According to my analysis, this is not just "cost optimization" but a fundamental shift in treasury management paradigm. Previously, the EF spent about 15% of its remaining funds per year. The new goal is to reduce this figure to ~5% per year, which will only be achieved after 2030. The foundation aims to become as resilient as possible to external pressure, without relying on large budgets.
The Cost of Optimization: Losing "Brilliant Minds"
Buterin did not sugarcoat reality. He stated directly that he respects his colleagues too much to pretend nothing is happening. He described the departing employees as "brilliant people and dedicated engineers," some of whom have worked on the Ethereum protocol for nearly ten years. This is not just a loss of personnel — it is a loss of institutional memory and deep expertise.
Despite the cuts, the EF's ambitions in protocol development are not diminishing. The key focus remains the Ethereum Strawmap — a massive roadmap intended to be the third iteration of Ethereum after The Merge. It covers consensus, proofs, privacy, account models, and network state management.
One of the main changes will be abandoning the "redundancy" strategy in favor of formal verification using artificial intelligence. Previously, network security was ensured by multiple clients: if an error occurred in one, the network continued operating. Now the EF is betting on mathematically verified code.
Structural Overhaul and Buterin's Personal Funds
Changes will also affect other areas. The Privacy and Scaling Explorations (PSE) division is being wound down as a separate unit. The Devcon conference will become more modest and less costly. The number of large-scale projects outside of Ethereum from the foundation will decrease. Notably, as Buterin previously announced, he is taking on some of these initiatives using his personal funds.
In the long term, Vitalik advocates for an approach he calls "soft completion." After the Strawmap is implemented, the foundation should largely limit itself to security fixes and minor valuable changes. The bar for adding new features to the protocol should be set significantly higher.
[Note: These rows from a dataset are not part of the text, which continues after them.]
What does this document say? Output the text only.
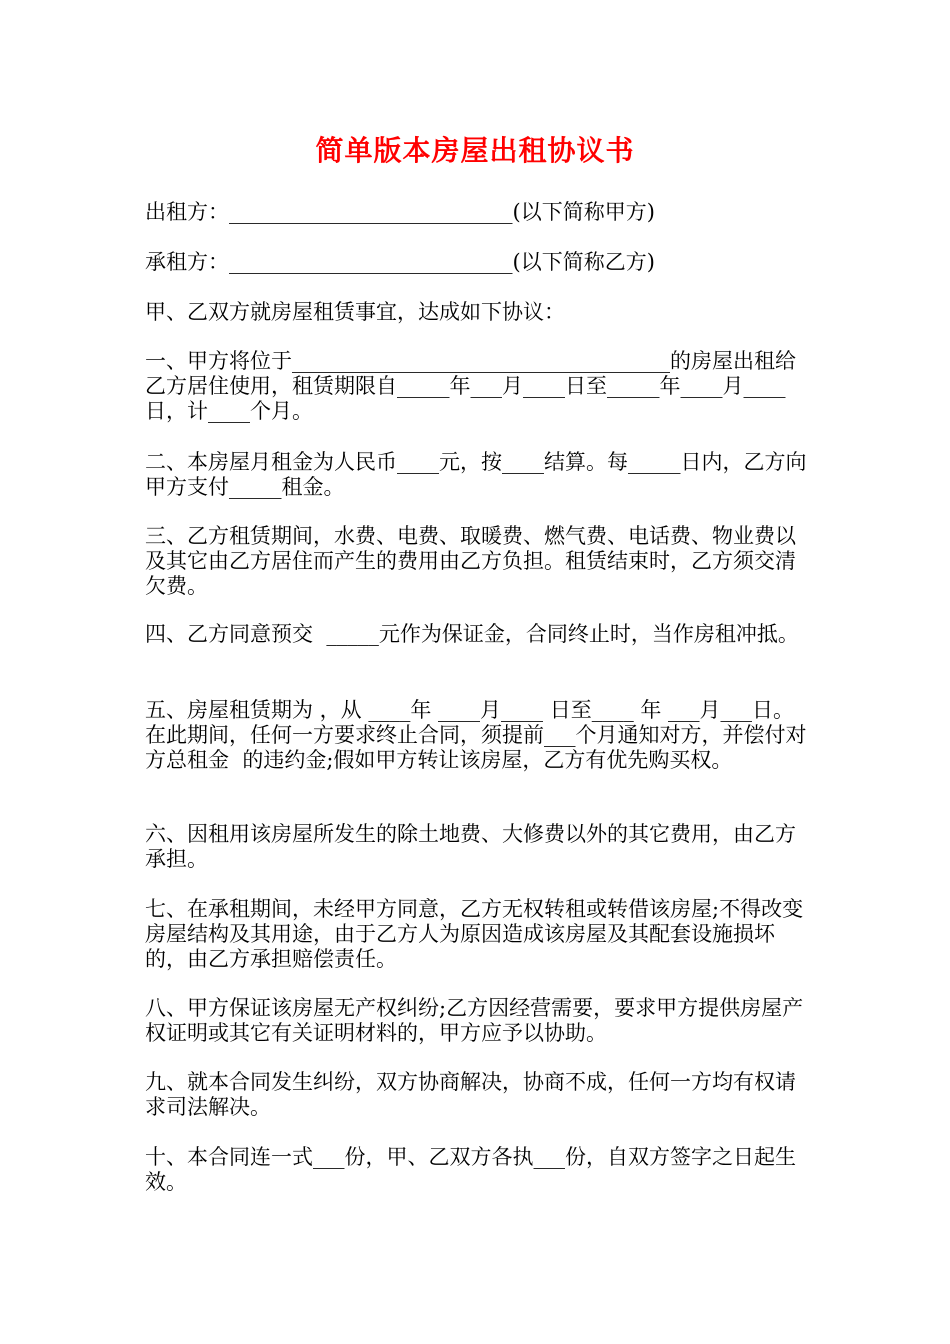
简单版本房屋出租协议书
出租方：___________________________(以下简称甲方)
承租方：___________________________(以下简称乙方)
甲、乙双方就房屋租赁事宜，达成如下协议：
一、甲方将位于____________________________________的房屋出租给乙方居住使用，租赁期限自_____年___月____日至_____年____月____日，计____个月。
二、本房屋月租金为人民币____元，按____结算。每_____日内，乙方向甲方支付_____租金。
三、乙方租赁期间，水费、电费、取暖费、燃气费、电话费、物业费以及其它由乙方居住而产生的费用由乙方负担。租赁结束时，乙方须交清欠费。
四、乙方同意预交  _____元作为保证金，合同终止时，当作房租冲抵。
五、房屋租赁期为 ，从 ____年 ____月____ 日至____ 年 ___月___日。在此期间，任何一方要求终止合同，须提前___个月通知对方，并偿付对方总租金  的违约金;假如甲方转让该房屋，乙方有优先购买权。
六、因租用该房屋所发生的除土地费、大修费以外的其它费用，由乙方承担。
七、在承租期间，未经甲方同意，乙方无权转租或转借该房屋;不得改变房屋结构及其用途，由于乙方人为原因造成该房屋及其配套设施损坏的，由乙方承担赔偿责任。
八、甲方保证该房屋无产权纠纷;乙方因经营需要，要求甲方提供房屋产权证明或其它有关证明材料的，甲方应予以协助。
九、就本合同发生纠纷，双方协商解决，协商不成，任何一方均有权请求司法解决。
十、本合同连一式___份，甲、乙双方各执___份，自双方签字之日起生效。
My Analysis and Conclusions
As an analyst, I see this decision not as a crisis, but as Ethereum's maturation. The budget cuts and loss of talent are the price for transitioning from a "startup mindset" to a long-term endowment model. Buterin suggests taking a cue from Bitcoin, rather than from "bloated projects with millions of lines of code." This is a signal to the market: Ethereum is betting on resilience and predictability, not endless expansion. The question is whether the ecosystem can maintain its pace of innovation under austerity conditions. For now, according to the creator's assessment, the network is well-prepared for this challenge.